Diese Erhebung des Sollstandes wird dann von Bund und dem jew. Bundesland als sog. Kofinanzierung vollständig bezahlt. Die Planung, Ausschreibung (ggf. über Rahmenverträge) und Installation wird durch die staatlichen Bauämter, wie bisher auch für andere öffentliche Baumaßnahmen für Kreise und Gemeinden (die dies wünschen), koordiniert. Der Personalmehrbedarf bei den staatlichen Bauämtern muss dabei natürlich berücksichtigt werden. Die Gemeinden haben so nichts mehr mit der Abwicklung und Finanzierung zu tun.
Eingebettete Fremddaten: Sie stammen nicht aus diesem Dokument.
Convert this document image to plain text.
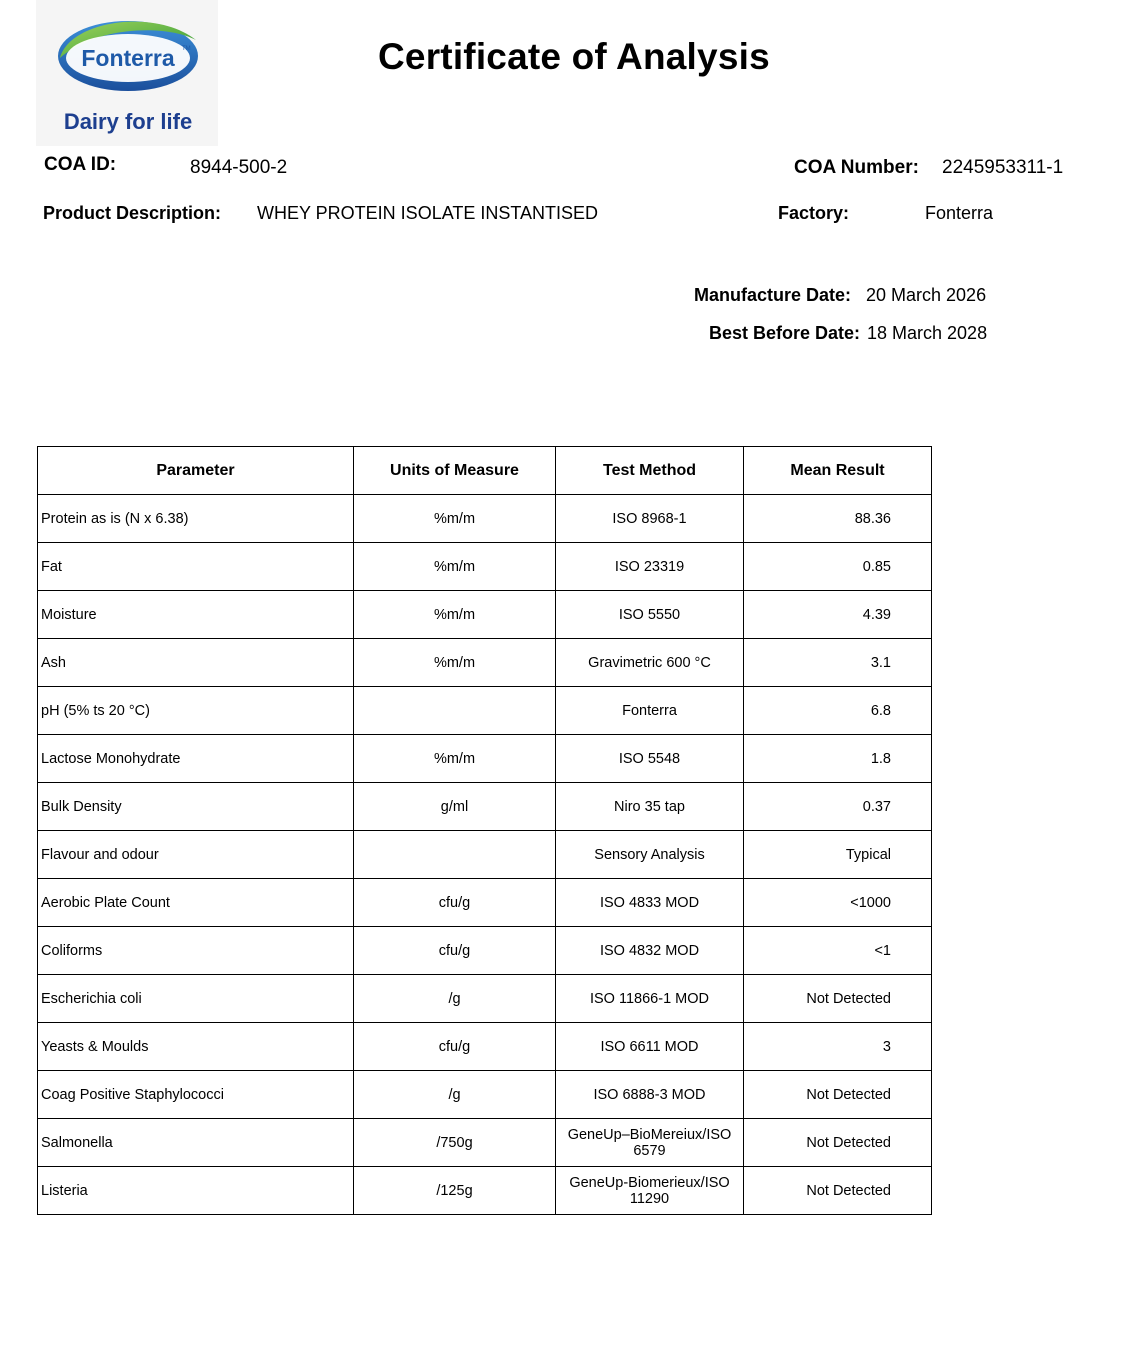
Fonterra TM
Dairy for life
Certificate of Analysis
COA ID:	8944-500-2	COA Number: 2245953311-1
Product Description: WHEY PROTEIN ISOLATE INSTANTISED	Factory:	Fonterra
Manufacture Date: 20 March 2026
Best Before Date: 18 March 2028
Parameter	Units of Measure	Test Method	Mean Result
Protein as is (N x 6.38)	%m/m	ISO 8968-1	88.36
Fat	%m/m	ISO 23319	0.85
Moisture	%m/m	ISO 5550	4.39
Ash	%m/m	Gravimetric 600 °C	3.1
pH (5% ts 20 °C)		Fonterra	6.8
Lactose Monohydrate	%m/m	ISO 5548	1.8
Bulk Density	g/ml	Niro 35 tap	0.37
Flavour and odour		Sensory Analysis	Typical
Aerobic Plate Count	cfu/g	ISO 4833 MOD	<1000
Coliforms	cfu/g	ISO 4832 MOD	<1
Escherichia coli	/g	ISO 11866-1 MOD	Not Detected
Yeasts & Moulds	cfu/g	ISO 6611 MOD	3
Coag Positive Staphylococci	/g	ISO 6888-3 MOD	Not Detected
Salmonella	/750g	GeneUp–BioMereiux/ISO 6579	Not Detected
Listeria	/125g	GeneUp-Biomerieux/ISO 11290	Not Detected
Für die Wartung der Anlagen schließt das Bauamt – am Besten über Rahmenverträge (bspw. Ausschreibung über die bayrische Vergabeplattform) – geeignete Wartungsverträge mit lokal ansässigen Unternehmen. Ansprechpartner der staatlichen Bauämter ist die Kreisverwaltungsbehörde. Vielleicht liest ja ein Entscheider diesen Beitrag und kann die Ideen zur Problemlösung berücksichtigen.

Kurz gesagt:

  • Vollständige Finanzierung moderner ausfallsicherer Sirenen, die sowohl analogen als auch digitalen Funk unterstützen, gemeinsam durch Bund und Länder (sog. Kofinanzierung nach festem Verteilungsschlüssel)
  • Koordinierung der Installation und Wartung durch spezialisierte Behörden – Vorschlag staatliche Bauämter
  • Schaffung eines flächendeckenden Warnnetzes aus Sirenen mit Weckfunktion auf dem Stand der Technik informiert, gesteuert durch Leitstellen, zuverlässig die gesamte Bevölkerung (Leitstellen haben über Rückkanal die Gewissheit, dass die Warnung erfolgreich ausgespielt wurde)
  • perspektivisch: Anschluss der Sirenen an MoWas + Integration von satelitengestützten Pegelstandsmessgeräten für Flüsse als Datenlieferanten in MoWas

Edit: Weil ich schon sehe, wie von anderen Parteien versucht wird dem BMI die Schuld in die Schuhe zu schieben, wollte ich klarstellen, dass für den Katastrophenschutz die Kreisverwaltungsbehörden zuständig sind und die Länder Hilfestellung leisten. Da sollte die FDP in NRW besser prüfen, bevor hier Vorwürfe kommen (für NRW Quelle 18, für Bayern Quelle 19). Bei Naturkatastrophen kann gem. Art. 35 GG beim Bund Hilfe angefordert werden.